SALOVA: Segment-Augmented Long Video Assistant for Targeted Retrieval and Routing in Long-Form Video Analysis
Junho Kim, Hyunjun Kim, Hosu Lee, Yong Man Ro
2024-11-27

Summary
This paper introduces SALOVA, a new tool designed to help computers better understand long videos by breaking them down into smaller, more manageable segments. It addresses the challenges of processing lengthy video content effectively.
What's the problem?
Long videos can be difficult for computers to analyze because they contain a lot of information, which can overwhelm the system's memory and lead to important details being missed. As more videos are shared online, finding ways to understand these lengthy formats is becoming increasingly important.
What's the solution?
The authors created SALOVA, which uses a special dataset called SceneWalk that includes nearly 88,000 long videos with detailed descriptions for each segment. This allows the computer to focus on relevant parts of the video based on user questions.
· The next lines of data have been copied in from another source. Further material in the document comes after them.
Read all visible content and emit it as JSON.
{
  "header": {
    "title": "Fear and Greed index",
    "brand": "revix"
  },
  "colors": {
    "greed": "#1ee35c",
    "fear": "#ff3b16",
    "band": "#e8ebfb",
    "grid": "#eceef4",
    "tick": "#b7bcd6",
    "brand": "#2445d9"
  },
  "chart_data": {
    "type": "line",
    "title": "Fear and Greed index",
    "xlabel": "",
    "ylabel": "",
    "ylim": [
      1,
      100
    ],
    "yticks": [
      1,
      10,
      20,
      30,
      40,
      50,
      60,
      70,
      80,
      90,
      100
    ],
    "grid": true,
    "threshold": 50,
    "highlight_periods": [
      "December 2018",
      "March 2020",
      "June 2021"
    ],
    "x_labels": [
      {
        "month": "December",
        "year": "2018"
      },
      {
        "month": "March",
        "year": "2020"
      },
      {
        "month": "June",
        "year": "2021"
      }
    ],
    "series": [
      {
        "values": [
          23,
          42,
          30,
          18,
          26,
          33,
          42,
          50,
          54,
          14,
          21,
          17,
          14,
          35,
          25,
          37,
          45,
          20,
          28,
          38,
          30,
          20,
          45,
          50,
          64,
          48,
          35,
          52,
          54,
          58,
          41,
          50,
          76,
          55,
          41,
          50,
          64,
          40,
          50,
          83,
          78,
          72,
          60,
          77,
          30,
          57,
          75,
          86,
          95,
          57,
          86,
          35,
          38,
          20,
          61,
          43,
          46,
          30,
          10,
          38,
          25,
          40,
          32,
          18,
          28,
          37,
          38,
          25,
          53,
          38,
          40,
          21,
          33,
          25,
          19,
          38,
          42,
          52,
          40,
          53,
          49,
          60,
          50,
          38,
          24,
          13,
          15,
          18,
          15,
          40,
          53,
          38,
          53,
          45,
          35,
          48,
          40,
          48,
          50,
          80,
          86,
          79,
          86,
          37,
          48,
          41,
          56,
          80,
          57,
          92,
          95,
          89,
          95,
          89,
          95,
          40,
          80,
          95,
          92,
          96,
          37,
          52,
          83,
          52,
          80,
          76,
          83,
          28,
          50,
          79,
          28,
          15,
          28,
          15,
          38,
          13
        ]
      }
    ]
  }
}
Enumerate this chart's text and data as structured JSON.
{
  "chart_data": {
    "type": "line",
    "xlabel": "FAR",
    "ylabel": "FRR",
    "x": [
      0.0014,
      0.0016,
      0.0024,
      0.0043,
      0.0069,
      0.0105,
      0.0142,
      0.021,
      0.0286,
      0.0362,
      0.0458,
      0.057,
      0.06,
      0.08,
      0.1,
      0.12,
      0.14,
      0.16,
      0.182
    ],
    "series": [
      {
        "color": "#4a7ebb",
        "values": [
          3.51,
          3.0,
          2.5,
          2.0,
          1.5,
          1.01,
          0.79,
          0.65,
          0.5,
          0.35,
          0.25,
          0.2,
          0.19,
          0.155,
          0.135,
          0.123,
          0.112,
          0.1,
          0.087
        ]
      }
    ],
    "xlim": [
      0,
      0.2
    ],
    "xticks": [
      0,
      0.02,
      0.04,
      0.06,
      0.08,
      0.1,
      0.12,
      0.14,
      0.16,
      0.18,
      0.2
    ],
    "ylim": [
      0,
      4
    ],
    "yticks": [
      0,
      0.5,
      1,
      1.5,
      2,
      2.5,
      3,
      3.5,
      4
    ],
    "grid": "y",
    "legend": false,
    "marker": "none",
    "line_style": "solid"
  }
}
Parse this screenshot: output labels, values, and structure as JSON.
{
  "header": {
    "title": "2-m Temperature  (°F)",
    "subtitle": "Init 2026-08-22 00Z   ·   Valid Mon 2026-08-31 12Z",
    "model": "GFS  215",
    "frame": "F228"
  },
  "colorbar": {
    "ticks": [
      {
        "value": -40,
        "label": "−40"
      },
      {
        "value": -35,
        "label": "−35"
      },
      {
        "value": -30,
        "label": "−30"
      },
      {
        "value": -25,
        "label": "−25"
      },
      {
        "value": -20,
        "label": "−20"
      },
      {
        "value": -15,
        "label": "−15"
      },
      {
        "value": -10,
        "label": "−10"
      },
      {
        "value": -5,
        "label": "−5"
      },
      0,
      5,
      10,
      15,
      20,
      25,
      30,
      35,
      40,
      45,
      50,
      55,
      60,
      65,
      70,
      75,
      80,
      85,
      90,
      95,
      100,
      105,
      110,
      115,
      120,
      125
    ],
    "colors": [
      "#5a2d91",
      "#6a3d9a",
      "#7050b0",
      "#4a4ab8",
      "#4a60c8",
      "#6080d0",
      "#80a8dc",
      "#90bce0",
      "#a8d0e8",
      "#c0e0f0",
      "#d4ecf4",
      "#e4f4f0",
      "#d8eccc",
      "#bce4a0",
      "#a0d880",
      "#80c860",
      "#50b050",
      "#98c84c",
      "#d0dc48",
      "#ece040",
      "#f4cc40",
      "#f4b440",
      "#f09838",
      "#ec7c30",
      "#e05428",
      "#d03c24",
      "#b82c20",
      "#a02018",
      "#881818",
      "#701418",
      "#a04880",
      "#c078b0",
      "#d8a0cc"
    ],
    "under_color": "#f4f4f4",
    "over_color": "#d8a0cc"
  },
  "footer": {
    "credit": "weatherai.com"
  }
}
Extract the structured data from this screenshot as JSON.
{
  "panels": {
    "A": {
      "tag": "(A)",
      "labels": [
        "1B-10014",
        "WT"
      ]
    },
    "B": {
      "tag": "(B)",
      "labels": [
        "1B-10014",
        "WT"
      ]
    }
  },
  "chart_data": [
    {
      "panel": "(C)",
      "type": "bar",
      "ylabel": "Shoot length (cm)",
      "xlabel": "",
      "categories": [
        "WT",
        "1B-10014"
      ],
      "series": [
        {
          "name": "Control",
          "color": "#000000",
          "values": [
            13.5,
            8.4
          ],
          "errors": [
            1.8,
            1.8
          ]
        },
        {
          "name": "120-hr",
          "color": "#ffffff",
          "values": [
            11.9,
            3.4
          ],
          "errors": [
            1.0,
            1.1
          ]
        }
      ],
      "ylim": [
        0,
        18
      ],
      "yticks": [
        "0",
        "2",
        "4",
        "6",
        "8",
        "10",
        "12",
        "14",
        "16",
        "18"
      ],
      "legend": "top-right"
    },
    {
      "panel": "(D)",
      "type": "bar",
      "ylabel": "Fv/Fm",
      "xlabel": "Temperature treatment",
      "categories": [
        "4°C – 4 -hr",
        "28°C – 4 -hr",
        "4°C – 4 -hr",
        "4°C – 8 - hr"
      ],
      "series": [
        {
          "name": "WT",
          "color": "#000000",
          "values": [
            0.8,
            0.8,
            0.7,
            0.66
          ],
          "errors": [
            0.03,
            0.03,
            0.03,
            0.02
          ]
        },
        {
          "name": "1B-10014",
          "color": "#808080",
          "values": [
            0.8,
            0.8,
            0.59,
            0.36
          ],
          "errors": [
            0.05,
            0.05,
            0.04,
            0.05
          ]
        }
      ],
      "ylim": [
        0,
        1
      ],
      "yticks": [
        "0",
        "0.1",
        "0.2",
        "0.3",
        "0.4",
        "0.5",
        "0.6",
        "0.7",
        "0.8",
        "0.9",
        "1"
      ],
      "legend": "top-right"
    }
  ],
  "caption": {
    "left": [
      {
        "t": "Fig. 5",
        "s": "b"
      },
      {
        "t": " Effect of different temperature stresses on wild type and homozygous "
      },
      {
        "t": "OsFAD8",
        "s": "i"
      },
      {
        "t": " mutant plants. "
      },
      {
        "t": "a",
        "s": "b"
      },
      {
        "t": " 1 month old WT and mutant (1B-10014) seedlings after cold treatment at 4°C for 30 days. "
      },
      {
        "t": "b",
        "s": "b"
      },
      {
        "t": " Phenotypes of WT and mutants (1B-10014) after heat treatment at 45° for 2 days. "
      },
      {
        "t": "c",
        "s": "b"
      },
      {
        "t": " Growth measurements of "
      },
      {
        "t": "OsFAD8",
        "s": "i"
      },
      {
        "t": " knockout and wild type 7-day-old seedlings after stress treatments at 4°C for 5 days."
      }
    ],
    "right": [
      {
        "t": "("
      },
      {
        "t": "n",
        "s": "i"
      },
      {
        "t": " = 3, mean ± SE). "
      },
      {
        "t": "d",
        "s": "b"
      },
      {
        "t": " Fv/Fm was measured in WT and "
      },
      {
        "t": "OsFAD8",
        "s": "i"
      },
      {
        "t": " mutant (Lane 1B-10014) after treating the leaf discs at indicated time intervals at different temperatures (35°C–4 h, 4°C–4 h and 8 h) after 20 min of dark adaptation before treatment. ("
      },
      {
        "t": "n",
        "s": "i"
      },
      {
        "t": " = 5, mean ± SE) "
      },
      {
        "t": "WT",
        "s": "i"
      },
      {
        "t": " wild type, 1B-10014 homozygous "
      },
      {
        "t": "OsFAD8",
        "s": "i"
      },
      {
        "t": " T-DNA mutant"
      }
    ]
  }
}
SALOVA also features advanced design elements that help it efficiently retrieve and process these segments, ensuring that the context of the video is preserved and understood better.
Why it matters?
Understanding long-form videos is crucial for many applications, such as improving search engines, enhancing video recommendations, and developing better AI systems. SALOVA's ability to maintain context and relevance in video analysis represents a significant step forward in making sense of the vast amounts of video data available today.
Abstract
Despite advances in Large Multi-modal Models, applying them to long and untrimmed video content remains challenging due to limitations in context length and substantial memory overhead. These constraints often lead to significant information loss and reduced relevance in the model responses. With the exponential growth of video data across web platforms, understanding long-form video is crucial for advancing generalized intelligence. In this paper, we introduce SALOVA: Segment-Augmented LOng Video Assistant, a novel video-LLM framework designed to enhance the comprehension of lengthy video content through targeted retrieval process. We address two main challenges to achieve it: (i) We present the SceneWalk dataset, a high-quality collection of 87.8K long videos, each densely captioned at the segment level to enable models to capture scene continuity and maintain rich descriptive context. (ii) We develop robust architectural designs integrating dynamic routing mechanism and spatio-temporal projector to efficiently retrieve and process relevant video segments based on user queries. Our framework mitigates the limitations of current video-LMMs by allowing for precise identification and retrieval of relevant video segments in response to queries, thereby improving the contextual relevance of the generated responses. Through extensive experiments, SALOVA demonstrates enhanced capability in processing complex long-form videos, showing significant capability to maintain contextual integrity across extended sequences.